The NBA is in a good position, as it’s still the most popular basketball league in the world. But like every other professional sports league, it’s facing issues with its players’ union. The latest round of negotiations between both sides has failed, and now it looks like we’re headed for another lockout. While you wait for an answer from these two teams (which may take months), here are some things you should know about what’s going on behind the scenes:
Teams are trying to make up lost revenue.
To make up for lost revenue, some NBA teams are looking for new ways to generate money. For example, the New York Knicks have started selling merchandise in China and India. Other teams might sell the rights for their games or even think about adding advertisements on their uniforms.
It’s not just professional sports leagues that are losing money during a lockout; college football has seen its share of negative effects too. Some schools have had to cancel games because they couldn’t find enough players who wanted to play under these conditions–or at all!
The NBA has a history of lockout.
Lockout is a labor dispute between a union and an employer, and it occurs when the two parties cannot agree on terms for their new collective bargaining agreement (CBA).
Lockouts can be caused by many factors. In some cases, they’re initiated by employers who want to reduce costs and increase productivity at their companies; in others, unions may demand better benefits for employees or higher wages from management. Often these two sides will negotiate until they reach an agreement that satisfies both sides’ needs without causing disruption in business operations or harming other stakeholders like customers or investors. However if no solution can be found through negotiations then one side will resort to using their leverage over another party’s decision-making process in order to gain concessions from them–this usually takes place through some form of action taken against your opponent’s property such as shutting down factories or locking out workers
The players union is fighting for a 50/50 split.
A 50/50 split would mean that players get half of all NBA revenue, which is currently split between owners and players.
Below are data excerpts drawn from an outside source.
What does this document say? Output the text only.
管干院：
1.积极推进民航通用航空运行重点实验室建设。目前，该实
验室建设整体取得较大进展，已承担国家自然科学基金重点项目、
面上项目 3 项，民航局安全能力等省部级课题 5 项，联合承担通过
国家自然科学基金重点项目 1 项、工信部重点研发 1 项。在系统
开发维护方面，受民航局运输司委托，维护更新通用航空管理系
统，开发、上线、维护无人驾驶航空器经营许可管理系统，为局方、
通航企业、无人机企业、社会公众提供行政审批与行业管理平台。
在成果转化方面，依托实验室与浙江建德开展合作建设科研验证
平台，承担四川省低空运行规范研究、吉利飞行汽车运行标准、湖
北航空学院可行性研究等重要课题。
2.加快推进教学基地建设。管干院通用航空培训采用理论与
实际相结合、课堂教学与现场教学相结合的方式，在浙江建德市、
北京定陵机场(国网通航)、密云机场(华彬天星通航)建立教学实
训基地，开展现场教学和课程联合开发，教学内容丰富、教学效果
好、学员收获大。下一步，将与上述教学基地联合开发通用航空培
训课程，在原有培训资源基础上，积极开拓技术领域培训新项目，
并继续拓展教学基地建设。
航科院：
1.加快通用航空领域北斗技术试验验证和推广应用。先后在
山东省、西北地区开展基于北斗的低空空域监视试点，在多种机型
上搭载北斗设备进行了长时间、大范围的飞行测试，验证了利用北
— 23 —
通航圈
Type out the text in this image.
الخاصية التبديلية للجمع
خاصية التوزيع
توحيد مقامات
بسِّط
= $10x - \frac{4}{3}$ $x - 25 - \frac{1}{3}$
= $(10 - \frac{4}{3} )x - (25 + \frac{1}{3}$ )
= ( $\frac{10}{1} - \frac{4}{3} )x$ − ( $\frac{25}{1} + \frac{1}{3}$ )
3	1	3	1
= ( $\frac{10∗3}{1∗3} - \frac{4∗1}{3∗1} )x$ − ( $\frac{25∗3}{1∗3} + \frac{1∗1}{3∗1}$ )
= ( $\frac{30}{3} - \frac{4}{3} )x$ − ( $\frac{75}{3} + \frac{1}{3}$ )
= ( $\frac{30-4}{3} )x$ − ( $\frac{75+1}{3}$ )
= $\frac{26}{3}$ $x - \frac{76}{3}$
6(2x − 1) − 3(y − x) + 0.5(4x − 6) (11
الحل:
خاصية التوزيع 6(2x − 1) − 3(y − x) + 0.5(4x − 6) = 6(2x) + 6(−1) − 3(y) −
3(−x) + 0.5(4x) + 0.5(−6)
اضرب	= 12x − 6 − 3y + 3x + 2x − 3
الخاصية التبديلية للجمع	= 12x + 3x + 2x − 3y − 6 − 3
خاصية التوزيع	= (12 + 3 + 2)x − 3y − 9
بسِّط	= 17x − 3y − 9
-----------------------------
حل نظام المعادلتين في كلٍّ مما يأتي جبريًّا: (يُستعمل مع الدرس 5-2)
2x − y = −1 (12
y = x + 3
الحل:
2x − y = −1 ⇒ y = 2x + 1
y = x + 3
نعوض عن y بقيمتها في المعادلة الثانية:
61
In the past, it’s been more like 57 percent to 43 percent in favor of owners.
The players union wants a bigger piece of the pie because they think they’re doing most of the work and deserve more than just 43 percent of what’s left over after paying coaches, general managers and other staff members (such as trainers). This isn’t just about money either–it’s about respect for what these athletes do every day on court or field.
Players are finding other income sources such as endorsements and appearances.
The lockout is not just affecting players. It’s also affecting the fans. If the season doesn’t start on time, a lot of people will be looking for other ways to spend their money and have fun while they wait for basketball to return.
Players are finding other income sources such as endorsements and appearances. This will help them make ends meet during this tough time in which they cannot play basketball professionally yet still need money coming in from somewhere else besides their NBA contracts because there is no guarantee how long this lockout could last or if it will ever end at all! Some players have even signed up for reality TV shows like Dancing With The Stars where you get paid big bucks just for showing up each week on camera!
The average player salary was $5 million in 2012, but Joe Smith made $17 million that year.
The average player salary in the NBA was $5 million in 2012, but Joe Smith made $17 million that year. He was a free agent and signed a contract with the Detroit Pistons that made him the highest paid player in NBA history at the time. At least until Kobe Bryant signed for $25 million per year just two weeks later.
The lockout is about how much money each team should get from TV rights deals and other sources of revenue like ticket sales or merchandise sales, but it’s also about who gets what percentage of those revenues: players or owners? The owners want to give more money back to themselves through luxury taxes on high-spending teams (like New York Knicks), while players want guaranteed contracts so they can plan their futures without worrying about being cut every year or getting injured before they get paid again next season
We’re all waiting for the outcome of the NBA lockout, but in the meantime, it’s good to know what’s going on.
The NBA lockout is a big deal. The NBA is the most popular sport in the US, and its players are some of the highest paid athletes in the world. If you’re not familiar with how this works, let me explain:
The owners (i.e., owners of teams) make money off ticket sales, merchandise sales and TV rights fees. They also make money by selling ads on jerseys and courtside seats at games–the more popular your team is, the more money you can charge advertisers per ad spot or seat location. So when it comes down to it: Who has more leverage? The players or their employers? It seems like an easy question until we realize that there are over 600 players currently unemployed (and counting).
We’re all waiting for the outcome of the NBA lockout, but in the meantime, it’s good to know what’s going on.